Ho appuntamento dall’estetista alle sei, mi dico, vado, faccio quello che devo fare, alle sette mi trovo con Simo, alle sette e mezza inizia il coso buddista giappo, alle otto e mezza cena. Ce la posso fare. Dall’estetista i tempi si allungano un po’, sono quasi in ritardo (per il mio anticipo), quando finisco chiedo se posso andare in bagno a darmi un po’ di matita per gli occhi (che ho nella borsa), ho una cena, giusto per non sembrare uscita da Zombieland (che dopo aver fatto i baffetti con il filo…). L’estetista mi guarda, con una manina mi fa sedere su una sedia e inizia a prendere correttore, fondotinta, matita, perfino il rossetto, che io non uso mai, mi dura il tempo di un sospiro, il rossetto. È la prima volta che qualcuno mi trucca. Alla fine è lei che mi ringrazia per averla fatta giocare un po’, parole sue. Io sembro più carina, vero, meno slavata, ma proprio non mi riconosco allo specchio, quindi non lo guardo. Corro invece al mio appuntamento, arriviamo lì che tutti hanno già iniziato. 
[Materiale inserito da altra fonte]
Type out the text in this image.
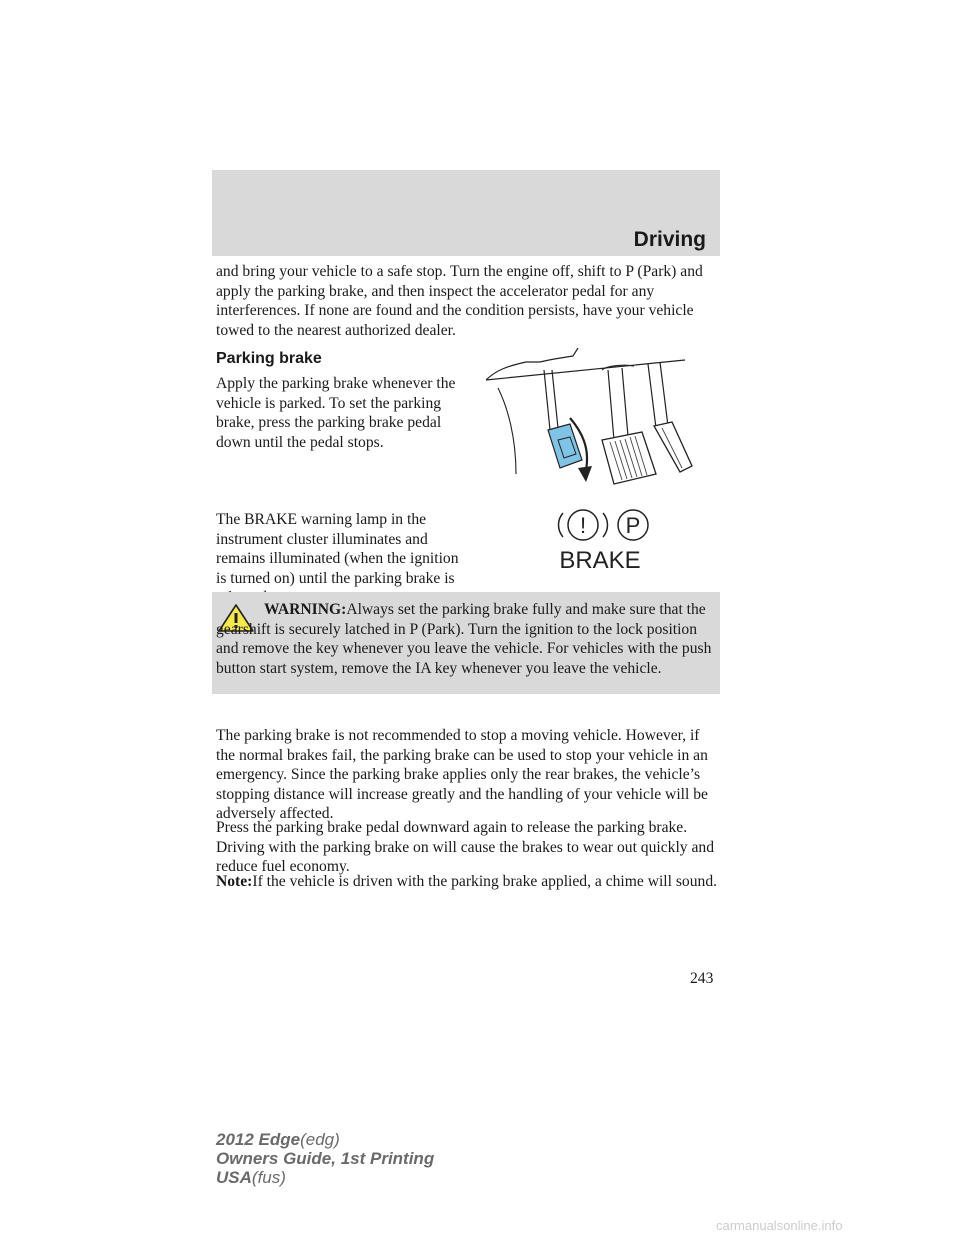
Driving

and bring your vehicle to a safe stop. Turn the engine off, shift to P (Park) and apply the parking brake, and then inspect the accelerator pedal for any interferences. If none are found and the condition persists, have your vehicle towed to the nearest authorized dealer.

Parking brake

Apply the parking brake whenever the vehicle is parked. To set the parking brake, press the parking brake pedal down until the pedal stops.

The BRAKE warning lamp in the instrument cluster illuminates and remains illuminated (when the ignition is turned on) until the parking brake is

! P
BRAKE

WARNING:Always set the parking brake fully and make sure that the gearshift is securely latched in P (Park). Turn the ignition to the lock position and remove the key whenever you leave the vehicle. For vehicles with the push button start system, remove the IA key whenever you leave the vehicle.

The parking brake is not recommended to stop a moving vehicle. However, if the normal brakes fail, the parking brake can be used to stop your vehicle in an emergency. Since the parking brake applies only the rear brakes, the vehicle’s stopping distance will increase greatly and the handling of your vehicle will be adversely affected.

Press the parking brake pedal downward again to release the parking brake. Driving with the parking brake on will cause the brakes to wear out quickly and reduce fuel economy.

Note:If the vehicle is driven with the parking brake applied, a chime will sound.

243
2012 Edge(edg)
Owners Guide, 1st Printing
USA(fus)
carmanualsonline.info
Ora. Io ho ascoltato. In pratica hanno ripetuto quella parola, Nam myoho renge kyo, per mezz’ora rivolti verso una pergamena. Stop. Dice Simo che questa pratica ha diversi benefici, tra cui calmare la mente, dare la forza per superare le avversità. 

Di recente tutti i segni mi dicono che devo avvicinarmi a questo tipo di cose: la Psi mi consiglia la mindfulness, per esempio. E ho letto di mindfulness anche nel libro di Alice. E ora Simo mi istruisce sul buddismo. Non che io sia restia, intendiamoci, solo che, non lo so. Nella mia vita manca un po’ di spiritualità, e sono molto affascinata da tutto questo, ma. Ci sto ancora pensando. 

Nel frattempo farò quello che mi riesce meglio: leggerò. Ho un libro sul buddismo, consigliato, che sarà il mio prossimo pasto. E poi giuro che farò anche i compiti che mi ha dato la mia Psi. 

È un momento di grandi rivoluzioni, questo. 

In un’intervista per il podcast One more time (che vi straconsiglio, Luca, il conduttore, è davvero bravo), Bonci, il pizzaiolo (se non avete visto il doc su Netflix, fatelo) ha dichiarato che nelle rivoluzioni di solito ci sono dei morti. Lui, in modo un po’ troppo enfatico per i miei gusti, parlava proprio di far morire il suo Io passato affinché rinascesse quello attuale. Io non parlerei di morti, in questo caso. Sono più per la frase Nulla si crea, nulla si distrugge, ma tutto si trasforma

Preferisco pensare di essere una mutante, piuttosto che morire.